V: What was it like working on the video?

D: Filming skate videos is harder now than it's ever been for me personally, because with running Yardsale, I have so much to do. And filming those kinds of videos, it takes the right person to do it. We use cameras that no one uses, so I can't be getting someone filming a fisheye clip, for instance. It can't be filmed on a camera that everyone uses and have him send it to me and use it in the video. If it's a fisheye clip, it's mainly me. Having a company that you have to run full time and then having cameras that only a few people in the world use... it makes it hard to make a skate video. If I didn't have to run Yardsale and my sole job was to film skateboard videos, we would've made the video in six months. But yeah, the video mainly consists of a few different European trips that we've been on, and then a lot of the stuff that we really enjoy, which is weird cities in the middle of the UK, north of England, places that no one's ever been to before. I have people all around the UK that send me spots that they either find on Google images or they find from skating around their town and the city, which is always really helpful.

V: Did you do anything different from your previous videos?

D: I don't want to maintain the same aesthetic from the previous videos. I want to make sure it's always fresh, always has a distinctive aesthetic. If you repeat what you did in the last video, it's just going to become boring again. So there's definitely a different aesthetic to this video, which you'll be able to tell from the music and the footage. I think there's a lot more gnarly skating.

V: I can see that you're hundred percent hands on. What's the thing that you can never compromise in terms of running Yardsale?

D: That's what makes life so stressful is that there's not much that I can compromise. The number one thing is the skate video, the music and the aesthetic. I always have to be very hands on with creating the videos, with the clothing and stuff like that. I have some friends that have really good eyes, and I have a really good friend who's an amazing artist who does a lot of the graphics. I can fully trust and let him get on with what he thinks is cool. Charlie who helps me run the company has really helped me out a lot over the last 2 years. I would definitely be fucked without him hahah. We now have a team in the office where I trust everyone. Everyone really understands what we do. We're not employing random people from a university. We're not employing someone from the CV being handed in. Everyone that works at Yardsale has been handpicked to do their role, which then makes me feel better because I know that they've been chosen for a reason and that I can trust them. So the compromise thing's weird. I'm trying to get out of it. I'm trying to learn how to let go a little bit.
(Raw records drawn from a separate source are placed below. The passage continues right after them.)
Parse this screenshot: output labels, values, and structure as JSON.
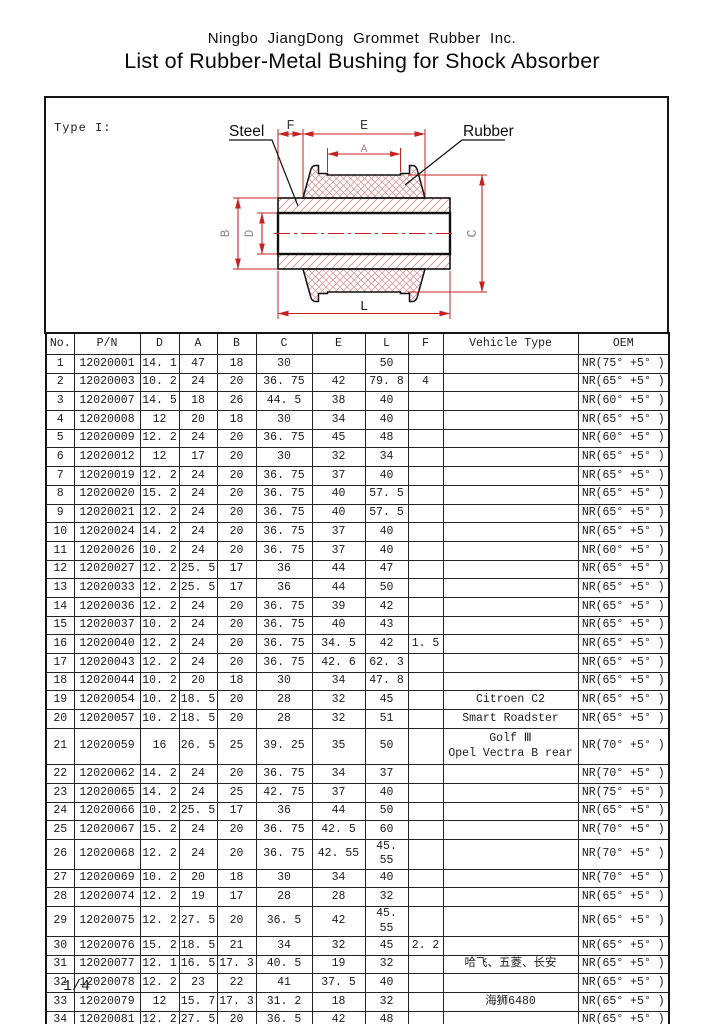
{
  "page": {
    "company": "Ningbo  JiangDong  Grommet  Rubber  Inc.",
    "title": "List of Rubber-Metal Bushing for Shock Absorber",
    "page_number": "1/4"
  },
  "diagram": {
    "type_label": "Type I:",
    "steel_label": "Steel",
    "rubber_label": "Rubber",
    "dims": {
      "f": "F",
      "e": "E",
      "a": "A",
      "b": "B",
      "d": "D",
      "c": "C",
      "l": "L"
    },
    "colors": {
      "dimension_red": "#c52222",
      "hatch_pink": "#dd9a9a",
      "outline": "#111111"
    }
  },
  "table": {
    "columns": [
      "No.",
      "P/N",
      "D",
      "A",
      "B",
      "C",
      "E",
      "L",
      "F",
      "Vehicle Type",
      "OEM"
    ],
    "rows": [
      [
        "1",
        "12020001",
        "14. 1",
        "47",
        "18",
        "30",
        "",
        "50",
        "",
        "",
        "NR(75° +5° )"
      ],
      [
        "2",
        "12020003",
        "10. 2",
        "24",
        "20",
        "36. 75",
        "42",
        "79. 8",
        "4",
        "",
        "NR(65° +5° )"
      ],
      [
        "3",
        "12020007",
        "14. 5",
        "18",
        "26",
        "44. 5",
        "38",
        "40",
        "",
        "",
        "NR(60° +5° )"
      ],
      [
        "4",
        "12020008",
        "12",
        "20",
        "18",
        "30",
        "34",
        "40",
        "",
        "",
        "NR(65° +5° )"
      ],
      [
        "5",
        "12020009",
        "12. 2",
        "24",
        "20",
        "36. 75",
        "45",
        "48",
        "",
        "",
        "NR(60° +5° )"
      ],
      [
        "6",
        "12020012",
        "12",
        "17",
        "20",
        "30",
        "32",
        "34",
        "",
        "",
        "NR(65° +5° )"
      ],
      [
        "7",
        "12020019",
        "12. 2",
        "24",
        "20",
        "36. 75",
        "37",
        "40",
        "",
        "",
        "NR(65° +5° )"
      ],
      [
        "8",
        "12020020",
        "15. 2",
        "24",
        "20",
        "36. 75",
        "40",
        "57. 5",
        "",
        "",
        "NR(65° +5° )"
      ],
      [
        "9",
        "12020021",
        "12. 2",
        "24",
        "20",
        "36. 75",
        "40",
        "57. 5",
        "",
        "",
        "NR(65° +5° )"
      ],
      [
        "10",
        "12020024",
        "14. 2",
        "24",
        "20",
        "36. 75",
        "37",
        "40",
        "",
        "",
        "NR(65° +5° )"
      ],
      [
        "11",
        "12020026",
        "10. 2",
        "24",
        "20",
        "36. 75",
        "37",
        "40",
        "",
        "",
        "NR(60° +5° )"
      ],
      [
        "12",
        "12020027",
        "12. 2",
        "25. 5",
        "17",
        "36",
        "44",
        "47",
        "",
        "",
        "NR(65° +5° )"
      ],
      [
        "13",
        "12020033",
        "12. 2",
        "25. 5",
        "17",
        "36",
        "44",
        "50",
        "",
        "",
        "NR(65° +5° )"
      ],
      [
        "14",
        "12020036",
        "12. 2",
        "24",
        "20",
        "36. 75",
        "39",
        "42",
        "",
        "",
        "NR(65° +5° )"
      ],
      [
        "15",
        "12020037",
        "10. 2",
        "24",
        "20",
        "36. 75",
        "40",
        "43",
        "",
        "",
        "NR(65° +5° )"
      ],
      [
        "16",
        "12020040",
        "12. 2",
        "24",
        "20",
        "36. 75",
        "34. 5",
        "42",
        "1. 5",
        "",
        "NR(65° +5° )"
      ],
      [
        "17",
        "12020043",
        "12. 2",
        "24",
        "20",
        "36. 75",
        "42. 6",
        "62. 3",
        "",
        "",
        "NR(65° +5° )"
      ],
      [
        "18",
        "12020044",
        "10. 2",
        "20",
        "18",
        "30",
        "34",
        "47. 8",
        "",
        "",
        "NR(65° +5° )"
      ],
      [
        "19",
        "12020054",
        "10. 2",
        "18. 5",
        "20",
        "28",
        "32",
        "45",
        "",
        "Citroen C2",
        "NR(65° +5° )"
      ],
      [
        "20",
        "12020057",
        "10. 2",
        "18. 5",
        "20",
        "28",
        "32",
        "51",
        "",
        "Smart Roadster",
        "NR(65° +5° )"
      ],
      [
        "21",
        "12020059",
        "16",
        "26. 5",
        "25",
        "39. 25",
        "35",
        "50",
        "",
        "Golf Ⅲ\nOpel Vectra B rear",
        "NR(70° +5° )"
      ],
      [
        "22",
        "12020062",
        "14. 2",
        "24",
        "20",
        "36. 75",
        "34",
        "37",
        "",
        "",
        "NR(70° +5° )"
      ],
      [
        "23",
        "12020065",
        "14. 2",
        "24",
        "25",
        "42. 75",
        "37",
        "40",
        "",
        "",
        "NR(75° +5° )"
      ],
      [
        "24",
        "12020066",
        "10. 2",
        "25. 5",
        "17",
        "36",
        "44",
        "50",
        "",
        "",
        "NR(65° +5° )"
      ],
      [
        "25",
        "12020067",
        "15. 2",
        "24",
        "20",
        "36. 75",
        "42. 5",
        "60",
        "",
        "",
        "NR(70° +5° )"
      ],
      [
        "26",
        "12020068",
        "12. 2",
        "24",
        "20",
        "36. 75",
        "42. 55",
        "45. 55",
        "",
        "",
        "NR(70° +5° )"
      ],
      [
        "27",
        "12020069",
        "10. 2",
        "20",
        "18",
        "30",
        "34",
        "40",
        "",
        "",
        "NR(70° +5° )"
      ],
      [
        "28",
        "12020074",
        "12. 2",
        "19",
        "17",
        "28",
        "28",
        "32",
        "",
        "",
        "NR(65° +5° )"
      ],
      [
        "29",
        "12020075",
        "12. 2",
        "27. 5",
        "20",
        "36. 5",
        "42",
        "45. 55",
        "",
        "",
        "NR(65° +5° )"
      ],
      [
        "30",
        "12020076",
        "15. 2",
        "18. 5",
        "21",
        "34",
        "32",
        "45",
        "2. 2",
        "",
        "NR(65° +5° )"
      ],
      [
        "31",
        "12020077",
        "12. 1",
        "16. 5",
        "17. 3",
        "40. 5",
        "19",
        "32",
        "",
        "哈飞、五菱、长安",
        "NR(65° +5° )"
      ],
      [
        "32",
        "12020078",
        "12. 2",
        "23",
        "22",
        "41",
        "37. 5",
        "40",
        "",
        "",
        "NR(65° +5° )"
      ],
      [
        "33",
        "12020079",
        "12",
        "15. 7",
        "17. 3",
        "31. 2",
        "18",
        "32",
        "",
        "海狮6480",
        "NR(65° +5° )"
      ],
      [
        "34",
        "12020081",
        "12. 2",
        "27. 5",
        "20",
        "36. 5",
        "42",
        "48",
        "",
        "",
        "NR(65° +5° )"
      ]
    ]
  }
}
You have to if you want to enjoy your life, because otherwise you just become stressed out the whole time (laughs). But yeah, I've got a good team around me. That's the bottom line.
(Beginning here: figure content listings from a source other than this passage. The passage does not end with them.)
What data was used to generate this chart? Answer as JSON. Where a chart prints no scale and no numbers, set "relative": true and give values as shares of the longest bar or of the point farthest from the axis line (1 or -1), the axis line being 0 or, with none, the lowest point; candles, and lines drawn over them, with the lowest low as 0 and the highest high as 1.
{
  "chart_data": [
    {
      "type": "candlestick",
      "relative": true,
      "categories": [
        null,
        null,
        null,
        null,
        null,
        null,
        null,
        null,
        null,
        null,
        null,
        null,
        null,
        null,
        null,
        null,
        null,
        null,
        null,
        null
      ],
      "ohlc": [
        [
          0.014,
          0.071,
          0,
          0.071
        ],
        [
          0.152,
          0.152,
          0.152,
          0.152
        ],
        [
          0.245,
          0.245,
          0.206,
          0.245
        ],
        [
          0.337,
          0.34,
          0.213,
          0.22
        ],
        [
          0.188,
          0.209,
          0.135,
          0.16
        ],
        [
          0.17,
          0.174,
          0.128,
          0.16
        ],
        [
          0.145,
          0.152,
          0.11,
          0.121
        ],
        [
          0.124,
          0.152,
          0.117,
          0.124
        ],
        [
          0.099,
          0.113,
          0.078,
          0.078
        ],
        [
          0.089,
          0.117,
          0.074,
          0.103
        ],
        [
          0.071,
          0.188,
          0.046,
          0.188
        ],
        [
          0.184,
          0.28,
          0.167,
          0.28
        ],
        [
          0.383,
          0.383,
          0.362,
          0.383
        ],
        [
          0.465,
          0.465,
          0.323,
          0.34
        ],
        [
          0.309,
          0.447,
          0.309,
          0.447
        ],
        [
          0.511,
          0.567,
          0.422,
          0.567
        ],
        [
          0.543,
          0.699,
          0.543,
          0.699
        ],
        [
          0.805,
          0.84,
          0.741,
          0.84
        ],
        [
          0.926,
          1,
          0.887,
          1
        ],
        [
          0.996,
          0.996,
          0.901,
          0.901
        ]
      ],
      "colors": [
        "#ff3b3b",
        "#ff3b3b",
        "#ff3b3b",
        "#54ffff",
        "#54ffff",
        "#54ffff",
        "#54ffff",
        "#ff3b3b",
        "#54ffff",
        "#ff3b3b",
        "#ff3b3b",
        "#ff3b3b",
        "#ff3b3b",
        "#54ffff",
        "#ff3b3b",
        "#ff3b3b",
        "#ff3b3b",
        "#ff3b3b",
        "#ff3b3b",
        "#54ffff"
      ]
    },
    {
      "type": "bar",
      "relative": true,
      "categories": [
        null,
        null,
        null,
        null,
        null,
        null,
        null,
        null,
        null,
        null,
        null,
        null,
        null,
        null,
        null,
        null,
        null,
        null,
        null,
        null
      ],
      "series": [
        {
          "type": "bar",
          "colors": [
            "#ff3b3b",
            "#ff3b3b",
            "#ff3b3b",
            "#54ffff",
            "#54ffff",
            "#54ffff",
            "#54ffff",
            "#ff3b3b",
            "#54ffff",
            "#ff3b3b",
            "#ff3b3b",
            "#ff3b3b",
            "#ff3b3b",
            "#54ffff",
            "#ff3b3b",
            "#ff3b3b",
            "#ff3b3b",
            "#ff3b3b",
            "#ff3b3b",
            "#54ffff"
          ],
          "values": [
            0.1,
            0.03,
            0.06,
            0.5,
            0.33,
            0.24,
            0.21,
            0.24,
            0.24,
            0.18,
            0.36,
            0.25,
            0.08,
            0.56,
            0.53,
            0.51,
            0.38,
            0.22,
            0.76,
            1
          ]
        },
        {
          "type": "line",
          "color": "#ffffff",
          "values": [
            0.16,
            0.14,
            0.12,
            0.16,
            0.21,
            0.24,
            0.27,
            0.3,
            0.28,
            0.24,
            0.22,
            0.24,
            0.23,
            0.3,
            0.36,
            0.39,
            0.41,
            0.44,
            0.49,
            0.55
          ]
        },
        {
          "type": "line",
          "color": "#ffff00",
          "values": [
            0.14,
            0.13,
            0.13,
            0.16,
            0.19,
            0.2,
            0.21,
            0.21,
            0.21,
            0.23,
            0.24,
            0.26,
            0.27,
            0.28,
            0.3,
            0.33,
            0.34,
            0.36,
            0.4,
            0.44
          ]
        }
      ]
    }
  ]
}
V: What's next for Yardsale?

D: We've got a bunch of collaborations that are coming out in the near future, which is another thing that we don't really do much of because we only want to do collabs that make sense. We only do collabs that can give us a budget and freedom to make a product and a video that we really like, the Sergio Tacchini, for instance. The way that Yardsale is growing now, it's stocked all over the world. I want to make sure that we can keep stocking in stores that are cool, that understand the brand, and make sure that we keep traveling the world and filming everywhere we go. And the team is very young. If they're doing what they're doing in this video and most of them are under the age of 23, then the next video could be even crazier. So we're just going to maintain what we're doing now and keep growing.

Daniel Kreitem
@yardsale_xxx | @dankreitem

Based in London. After working as a filmer and Slam City Skates staff, he launched Yardsale in 2013. With his unique aesthetic, he broke away from the traditional London way and has been gaining worldwide popularity.